Hey! I’m James and I’m going to be learning Clojure this month

(? “Why learn Clojure”)

I’ve recently found myself “fun-employed” through my own choosing going into 2023. This is the first time in a while I haven’t had a critical, all consuming project breathing down my neck in many years and want to spend some time learning a new paradigm while also experimenting in public (a little).

Clojure itself seems to be frequently hailed as a mind-bending, unique, and amazing language by a lot of people I respect and some people who get lots of fake internet points on hackernews.

If you want to try Clojure quickly you can use this site to do so purely online

Who are you

At present I’m your average developer that works primarily in the API development/DevOps development space for early stage startups building complex web applications in the workflow/automation space.

While I primarily work in Typescript for application development I also have a decent bit of experience across functional (Scala), imperative (Typescript, Go, Rust), and Object Oriented (Typescript, Java, Ruby) development professionally.

What this is not

This series will probably not teach you Clojure.

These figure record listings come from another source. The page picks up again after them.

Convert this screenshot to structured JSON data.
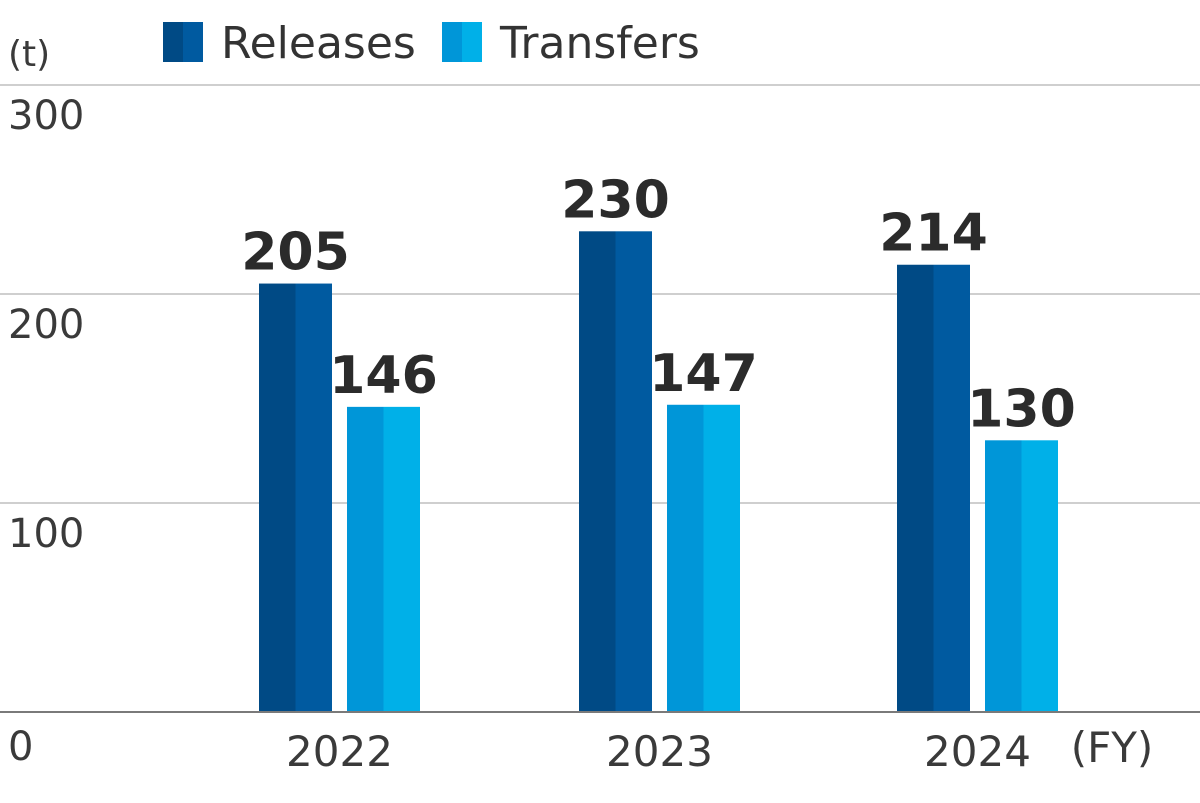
{
  "chart_data": {
    "type": "bar",
    "categories": [
      "2022",
      "2023",
      "2024"
    ],
    "series": [
      {
        "name": "Releases",
        "values": [
          205,
          230,
          214
        ],
        "color": "#005aa0",
        "shade": "#004a85"
      },
      {
        "name": "Transfers",
        "values": [
          146,
          147,
          130
        ],
        "color": "#00b0e8",
        "shade": "#0096d8"
      }
    ],
    "ylabel": "(t)",
    "xlabel": "(FY)",
    "ylim": [
      0,
      300
    ],
    "yticks": [
      0,
      100,
      200,
      300
    ],
    "grid": true,
    "legend_position": "top"
  }
}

It’s going to be a bit more of a look into how I learn new concepts and what mistakes I make since I’ve been told I am a “voracious learner”.

Also I’m currently on holidays for December so I probably won’t even be posting an update for every day of the month!

Day One:

Step One: Assumptions about Clojure and what I want to learn

First I’ll define what it is that I want to learn and what I think Clojure is. This is always interesting to look back on in a few years time and see what was marketing and what really was revolutionary about any new piece of tech I learn.

  1. I will (probably) never find a job that uses Clojure. 0 jobs in Australia when I checked.
  2. Tooling will probably not be very easy to use/mature relative to Go/Typescript
  3. Clojure will probably be very slow to start and very memory heavy (JVM is the primary target)
  4. I will probably find the lack of static types to be infuriating. I haven’t touched a language without static types in a pretty long time since I hate refactoring others code in purely dynamic languages.
  5. The idea of editing production applications live from a REPL sounds like some horrific callback to a production Rails console and I don’t think I’ll approve.
  6. Clojure will likely improve the way I structure/write code because of:
  7. REPL driven development and an even faster iteration cycle
  8. Deeper exposure to data-oriented programming

Data oriented programming is of particular interest to me when architecting new web platforms. I frequently see issues arise from interspersing what should be configuration/data as hard coded values between class names, constants, and otherwise things that should be inputs to a program instead of the program itself.

Official docs are the first thing I skim

I like to be exposed to as many new terms/phrases as possible without understanding them so that I can build up a “terminology backlog” that I’ll figure out as I follow more structured resources.

Some terms/words I see mentioned I don’t immediately understand:

  1. Form
  2. Leiningen
  3. Lisp. What is a lisp. I thought this was a language(?)
  4. nREPL. Is this a protocol?

Clojure for the Brave and True by Daniel Higginbotham

This seems to be listed as the best book to learn Clojure after a few Google searches. I’ll typically read the first couple chapters linearly then I’ll skip around the chapters that mention something I didn’t understand from my (still growing) terminology backlog.

Books also typically are the easiest way to understand what tooling you’ll need.

In this case I only needed Leiningen and a JDK. On arch I just run sudo pacman -S leiningen to install the the preferred clojure compiler for the JVM.

Using lein I can now initialize a project and run it

lein new app clojure-noob
cd clojure-noob
lein run

I can also package and “deploy” an uberjar pretty easily with Clojure.

lein uberjar
java -jar target/default+uberjar/clojure-noob-0.1.0-SNAPSHOT-standalone.jar

Now that I have my first Clojure file in a .clj file I can start trying to change things in the code until something breaks or I learn something new.

The lein repl command took forever to boot initially (20 seconds?) but I was able to interactively write some clojure quickly.

IDE Setup (Vim)

At this point I need to set up my own development environment as well. While most people I know just install an extension there’s a bit more research to be done when your primary IDE is Vim.

I found the plugins conjure and coc-conjure which hook into an existing Clojure nREPL instance and seem to give me some limited autocomplete/documentation which is helpful when discovering language features.

I still need autoformatting, test running, and better documentation support in Vim but I’m happy with where I am for day 1 IDE setup.

Finally

I spent several hours in the Lein REPL and learned the basics of Clojure functions/variables without reading too much actual docs by reading some random Clojure projects on Github.

Tomorrow I’ll focus more on formalizing my understanding of expressions, clarifying my open questions and making something actually useful.